All materials can be found at alexcardazzi.github.io.
Question 1
- How are hypothesis testing and confidence intervals related? (4 Points)
- Suppose I calculate a p-value of 0.08. What is there an 8% probability of? (4 Points)
Question 2
For the following question, use data on the heights and weights of the 2022-23 NBA and WNBA all-stars.
Read data into R. Call the dataset bball
. (2 Points)
Remove any columns with missing data. (2 Points)
Print the row of the youngest player. (2 Points)
Create two summary statistics tables – one for the NBA players, and one for the WNBA players. Include only variables for age, height, and weight. Comment on the differences. (4 Points)
- Which player(s) is taller relative to their respective league: the tallest NBA player(s) or the tallest WNBA player(s)? Hint: use Z-Scores! It might even be helpful to write a function to calculate Z-Scores to minimize the total amount of code you need to write. (4 Points)
Do not manually type the player names / heights, use code to select the player’s info.
Create and print a 95% confidence interval for WNBA heights. (4 Points)
What percentage of WNBA observations fall inside this confidence interval? Is there a percentage of observations we should expect to fall inside this interval? (4 Points)
- I have a hypothesis that older players are heavier than younger players. Use
t.test()
to preform a hypothesis test comparing weights of young and old players. What is the conclusion of the test? Interpret the test’s p-value in words. (4 Points)
Question 3
Navigate to the following website: https://www.ncei.noaa.gov/access/monitoring/climate-at-a-glance/county/time-series/ On this website, you should see the following options:
- Parameter: keep this as “Average Temperature”.
- Time Scale: keep this as “1-Month”.
- Month: set this to your birth month.
- Start Year: set this to your birth year.
- End Year: set this to “2024”.
- State: set this to the state you were born in.
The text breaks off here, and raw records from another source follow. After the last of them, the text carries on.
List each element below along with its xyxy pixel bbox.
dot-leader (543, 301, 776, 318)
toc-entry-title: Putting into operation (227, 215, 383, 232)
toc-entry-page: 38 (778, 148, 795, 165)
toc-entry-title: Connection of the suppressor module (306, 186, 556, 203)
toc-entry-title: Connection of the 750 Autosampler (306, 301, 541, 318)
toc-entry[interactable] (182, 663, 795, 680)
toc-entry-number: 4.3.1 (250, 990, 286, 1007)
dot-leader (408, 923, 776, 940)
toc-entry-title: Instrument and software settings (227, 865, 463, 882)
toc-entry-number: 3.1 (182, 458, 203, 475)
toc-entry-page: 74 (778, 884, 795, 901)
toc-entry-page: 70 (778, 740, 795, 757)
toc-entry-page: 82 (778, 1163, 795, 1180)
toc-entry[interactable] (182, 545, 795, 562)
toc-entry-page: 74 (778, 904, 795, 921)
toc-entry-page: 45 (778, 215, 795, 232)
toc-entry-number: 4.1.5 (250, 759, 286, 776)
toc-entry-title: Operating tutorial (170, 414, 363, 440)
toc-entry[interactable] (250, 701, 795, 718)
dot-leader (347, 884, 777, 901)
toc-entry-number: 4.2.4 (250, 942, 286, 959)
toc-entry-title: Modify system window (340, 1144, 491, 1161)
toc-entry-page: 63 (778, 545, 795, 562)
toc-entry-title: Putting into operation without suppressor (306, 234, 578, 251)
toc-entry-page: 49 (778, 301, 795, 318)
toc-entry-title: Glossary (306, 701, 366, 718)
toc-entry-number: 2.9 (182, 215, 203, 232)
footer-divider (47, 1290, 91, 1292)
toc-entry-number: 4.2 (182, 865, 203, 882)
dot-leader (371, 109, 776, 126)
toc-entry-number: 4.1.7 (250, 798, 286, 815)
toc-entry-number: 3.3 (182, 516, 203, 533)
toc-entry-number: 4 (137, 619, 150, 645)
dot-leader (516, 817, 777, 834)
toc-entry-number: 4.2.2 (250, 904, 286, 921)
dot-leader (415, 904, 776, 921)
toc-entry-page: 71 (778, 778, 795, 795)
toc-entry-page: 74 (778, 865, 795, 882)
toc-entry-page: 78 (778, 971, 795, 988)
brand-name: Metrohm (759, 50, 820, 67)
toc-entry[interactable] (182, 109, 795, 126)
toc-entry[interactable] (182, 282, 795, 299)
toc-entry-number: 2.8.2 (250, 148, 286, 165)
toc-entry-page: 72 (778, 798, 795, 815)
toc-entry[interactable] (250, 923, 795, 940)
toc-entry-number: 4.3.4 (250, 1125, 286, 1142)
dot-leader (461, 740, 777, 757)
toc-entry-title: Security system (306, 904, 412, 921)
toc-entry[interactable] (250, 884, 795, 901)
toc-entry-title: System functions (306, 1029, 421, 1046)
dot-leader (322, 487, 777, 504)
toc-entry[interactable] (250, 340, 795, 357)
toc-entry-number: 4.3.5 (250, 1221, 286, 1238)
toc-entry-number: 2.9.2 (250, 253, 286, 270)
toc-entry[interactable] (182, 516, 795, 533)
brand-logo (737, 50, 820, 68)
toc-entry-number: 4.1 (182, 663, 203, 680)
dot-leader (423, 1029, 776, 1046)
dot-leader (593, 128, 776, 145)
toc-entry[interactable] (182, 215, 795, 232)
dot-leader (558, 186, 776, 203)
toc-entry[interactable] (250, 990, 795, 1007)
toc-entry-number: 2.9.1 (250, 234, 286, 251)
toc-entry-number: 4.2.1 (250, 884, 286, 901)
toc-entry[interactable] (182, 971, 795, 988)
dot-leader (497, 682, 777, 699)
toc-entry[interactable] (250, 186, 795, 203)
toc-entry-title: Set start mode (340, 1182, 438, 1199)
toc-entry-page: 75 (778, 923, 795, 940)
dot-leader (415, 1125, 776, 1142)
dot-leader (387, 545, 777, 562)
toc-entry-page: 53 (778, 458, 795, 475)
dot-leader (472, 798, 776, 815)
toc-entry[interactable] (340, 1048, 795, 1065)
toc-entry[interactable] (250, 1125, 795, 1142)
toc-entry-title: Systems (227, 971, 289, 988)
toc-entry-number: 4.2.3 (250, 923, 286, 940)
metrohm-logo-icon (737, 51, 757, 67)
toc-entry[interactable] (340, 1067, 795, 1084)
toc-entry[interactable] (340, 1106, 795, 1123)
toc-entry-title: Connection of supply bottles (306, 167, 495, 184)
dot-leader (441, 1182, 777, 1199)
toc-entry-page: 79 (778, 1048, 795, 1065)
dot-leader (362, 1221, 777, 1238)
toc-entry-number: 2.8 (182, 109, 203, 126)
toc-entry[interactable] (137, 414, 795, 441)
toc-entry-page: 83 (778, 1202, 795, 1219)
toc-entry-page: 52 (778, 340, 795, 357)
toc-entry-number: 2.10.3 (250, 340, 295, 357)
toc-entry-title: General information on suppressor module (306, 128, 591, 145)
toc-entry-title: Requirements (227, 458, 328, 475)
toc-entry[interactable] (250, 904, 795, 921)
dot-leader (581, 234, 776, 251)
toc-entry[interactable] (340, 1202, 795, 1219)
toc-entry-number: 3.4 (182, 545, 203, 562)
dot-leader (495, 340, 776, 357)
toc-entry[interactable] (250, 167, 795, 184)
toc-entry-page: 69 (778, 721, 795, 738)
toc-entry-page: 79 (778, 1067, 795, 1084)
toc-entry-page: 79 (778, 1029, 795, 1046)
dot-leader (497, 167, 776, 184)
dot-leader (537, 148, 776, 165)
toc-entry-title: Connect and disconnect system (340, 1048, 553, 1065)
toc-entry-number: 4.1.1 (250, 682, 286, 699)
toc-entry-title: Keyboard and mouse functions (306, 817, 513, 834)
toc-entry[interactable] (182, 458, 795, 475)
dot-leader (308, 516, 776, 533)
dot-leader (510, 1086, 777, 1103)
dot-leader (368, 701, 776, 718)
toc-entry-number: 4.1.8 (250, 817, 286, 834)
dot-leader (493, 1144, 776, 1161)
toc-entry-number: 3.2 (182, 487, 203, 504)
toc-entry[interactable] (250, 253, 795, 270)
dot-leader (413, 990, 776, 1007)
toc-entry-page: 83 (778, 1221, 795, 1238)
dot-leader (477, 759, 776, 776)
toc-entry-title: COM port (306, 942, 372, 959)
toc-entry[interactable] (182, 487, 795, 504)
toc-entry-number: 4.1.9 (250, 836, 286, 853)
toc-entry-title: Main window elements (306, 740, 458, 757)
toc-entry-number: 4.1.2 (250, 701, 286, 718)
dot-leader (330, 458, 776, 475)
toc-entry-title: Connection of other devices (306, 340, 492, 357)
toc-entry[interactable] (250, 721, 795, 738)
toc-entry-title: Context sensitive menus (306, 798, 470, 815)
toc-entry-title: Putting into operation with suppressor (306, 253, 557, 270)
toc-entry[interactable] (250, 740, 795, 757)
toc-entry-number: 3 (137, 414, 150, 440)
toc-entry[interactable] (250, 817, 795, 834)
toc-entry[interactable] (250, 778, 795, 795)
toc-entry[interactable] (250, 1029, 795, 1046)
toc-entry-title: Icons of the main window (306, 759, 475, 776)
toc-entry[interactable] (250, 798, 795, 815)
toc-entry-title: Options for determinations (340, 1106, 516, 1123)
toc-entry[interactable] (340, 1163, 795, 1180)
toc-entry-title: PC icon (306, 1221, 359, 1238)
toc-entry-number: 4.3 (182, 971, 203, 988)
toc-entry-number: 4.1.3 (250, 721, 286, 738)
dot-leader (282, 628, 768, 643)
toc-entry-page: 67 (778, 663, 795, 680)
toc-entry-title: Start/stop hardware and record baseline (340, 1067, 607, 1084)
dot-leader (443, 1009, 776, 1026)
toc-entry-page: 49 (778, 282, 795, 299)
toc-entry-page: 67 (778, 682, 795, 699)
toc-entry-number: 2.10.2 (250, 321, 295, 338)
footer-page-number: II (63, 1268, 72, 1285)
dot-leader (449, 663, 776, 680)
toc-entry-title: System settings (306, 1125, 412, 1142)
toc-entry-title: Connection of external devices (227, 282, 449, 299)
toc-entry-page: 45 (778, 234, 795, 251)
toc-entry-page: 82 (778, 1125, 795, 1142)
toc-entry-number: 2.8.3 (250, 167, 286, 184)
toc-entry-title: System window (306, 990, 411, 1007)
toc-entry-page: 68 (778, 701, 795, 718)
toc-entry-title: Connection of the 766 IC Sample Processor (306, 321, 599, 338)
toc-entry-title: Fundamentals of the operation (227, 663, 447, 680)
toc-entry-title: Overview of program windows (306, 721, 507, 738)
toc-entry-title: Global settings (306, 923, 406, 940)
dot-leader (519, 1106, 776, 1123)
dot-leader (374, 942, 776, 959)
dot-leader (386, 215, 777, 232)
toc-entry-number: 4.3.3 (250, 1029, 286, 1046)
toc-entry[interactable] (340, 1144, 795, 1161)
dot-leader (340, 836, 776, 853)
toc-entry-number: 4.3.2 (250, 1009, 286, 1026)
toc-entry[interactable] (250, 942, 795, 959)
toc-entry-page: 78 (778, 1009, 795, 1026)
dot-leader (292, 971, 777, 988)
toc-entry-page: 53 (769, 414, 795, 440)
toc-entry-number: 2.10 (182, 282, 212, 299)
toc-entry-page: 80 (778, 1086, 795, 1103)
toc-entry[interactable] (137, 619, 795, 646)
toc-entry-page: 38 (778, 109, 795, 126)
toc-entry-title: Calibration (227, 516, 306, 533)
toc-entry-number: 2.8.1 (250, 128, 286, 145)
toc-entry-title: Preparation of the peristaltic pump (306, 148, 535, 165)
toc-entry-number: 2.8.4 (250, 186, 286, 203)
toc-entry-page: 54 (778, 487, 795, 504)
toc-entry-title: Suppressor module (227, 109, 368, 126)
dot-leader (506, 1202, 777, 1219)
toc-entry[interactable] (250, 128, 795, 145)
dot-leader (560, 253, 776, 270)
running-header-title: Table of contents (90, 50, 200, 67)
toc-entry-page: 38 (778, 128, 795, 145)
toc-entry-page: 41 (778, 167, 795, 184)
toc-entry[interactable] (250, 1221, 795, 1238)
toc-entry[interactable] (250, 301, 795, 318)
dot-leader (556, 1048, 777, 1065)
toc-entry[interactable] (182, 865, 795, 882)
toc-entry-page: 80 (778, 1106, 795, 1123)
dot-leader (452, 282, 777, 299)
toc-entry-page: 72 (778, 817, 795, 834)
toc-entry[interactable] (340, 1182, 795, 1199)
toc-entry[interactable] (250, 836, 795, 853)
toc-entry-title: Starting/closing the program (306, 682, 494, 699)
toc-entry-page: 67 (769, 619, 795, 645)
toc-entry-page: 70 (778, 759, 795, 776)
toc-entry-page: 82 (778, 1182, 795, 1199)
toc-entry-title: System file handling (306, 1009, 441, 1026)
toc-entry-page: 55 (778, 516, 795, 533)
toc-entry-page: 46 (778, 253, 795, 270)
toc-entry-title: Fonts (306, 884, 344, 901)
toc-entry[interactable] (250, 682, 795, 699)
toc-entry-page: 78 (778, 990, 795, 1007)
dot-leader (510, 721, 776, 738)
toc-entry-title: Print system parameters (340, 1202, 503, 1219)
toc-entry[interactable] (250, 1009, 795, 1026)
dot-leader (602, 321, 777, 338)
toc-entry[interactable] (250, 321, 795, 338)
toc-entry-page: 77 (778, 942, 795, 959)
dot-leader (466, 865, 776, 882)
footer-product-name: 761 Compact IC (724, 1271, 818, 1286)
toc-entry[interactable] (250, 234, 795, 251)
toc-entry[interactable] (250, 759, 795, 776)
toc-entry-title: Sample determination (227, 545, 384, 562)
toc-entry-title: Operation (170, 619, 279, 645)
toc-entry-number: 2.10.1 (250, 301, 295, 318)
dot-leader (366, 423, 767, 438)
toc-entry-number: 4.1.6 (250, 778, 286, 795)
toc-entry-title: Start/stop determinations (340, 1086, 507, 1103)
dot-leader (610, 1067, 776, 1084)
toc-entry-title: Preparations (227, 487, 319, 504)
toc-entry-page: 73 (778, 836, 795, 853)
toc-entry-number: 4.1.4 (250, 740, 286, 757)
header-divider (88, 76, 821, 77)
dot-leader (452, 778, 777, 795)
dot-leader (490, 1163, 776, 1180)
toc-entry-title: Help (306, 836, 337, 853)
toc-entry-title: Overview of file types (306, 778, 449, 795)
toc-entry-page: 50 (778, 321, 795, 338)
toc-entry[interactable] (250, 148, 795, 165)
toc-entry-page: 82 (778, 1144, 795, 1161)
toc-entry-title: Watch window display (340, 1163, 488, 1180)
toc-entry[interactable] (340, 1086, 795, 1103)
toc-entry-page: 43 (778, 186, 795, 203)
If you were not born in the United States, choose the first state in which you lived.
- County: set this to the county you were born in (or the first county you lived in).
- Once these options are set, click the “Plot” button, scroll down below the generated plot, and right-click on the “CSV” download button. Copy the hyperlink address, and read it into R using
read.csv()
. (2 Points)
- Clean the data so it appears more like a “normal”
data.frame
. (4 Points) For example, using head(temp)
, the output is:
Output
Rockland.County New.York.August.Average.Temperature
Units: Degrees Fahrenheit
Base Period: 1901-2000
Missing: -99
Date Value Anomaly
199508 73.0 2.6
199608 71.4 1.0
But it should look like:
Output
Value Anomaly year
199508 73.0 2.6 1995
199608 71.4 1.0 1996
199708 70.4 0.0 1997
199808 73.1 2.7 1998
199908 72.2 1.8 1999
200008 69.5 -0.9 2000
Recreate the plot on the website. You may ignore the right-hand celsius axis, the “° F” on the left-hand axis, the background grid, the “NOAA” logo, and the shaded area beneath the time series. (4 Points) However, extra credit (5 Bonus Points) will be given to the person who can get the closest to an exact replication.
Make a new column that is the z-score for each observation. Use the 1901-2000 average as the mean in the calculation. (2 Points)
Print the row with the largest z-score. (2 Points)
Assuming temperatures come from a normal distribution, what is the probability of observing a temperature this high (or higher)? (2 Points)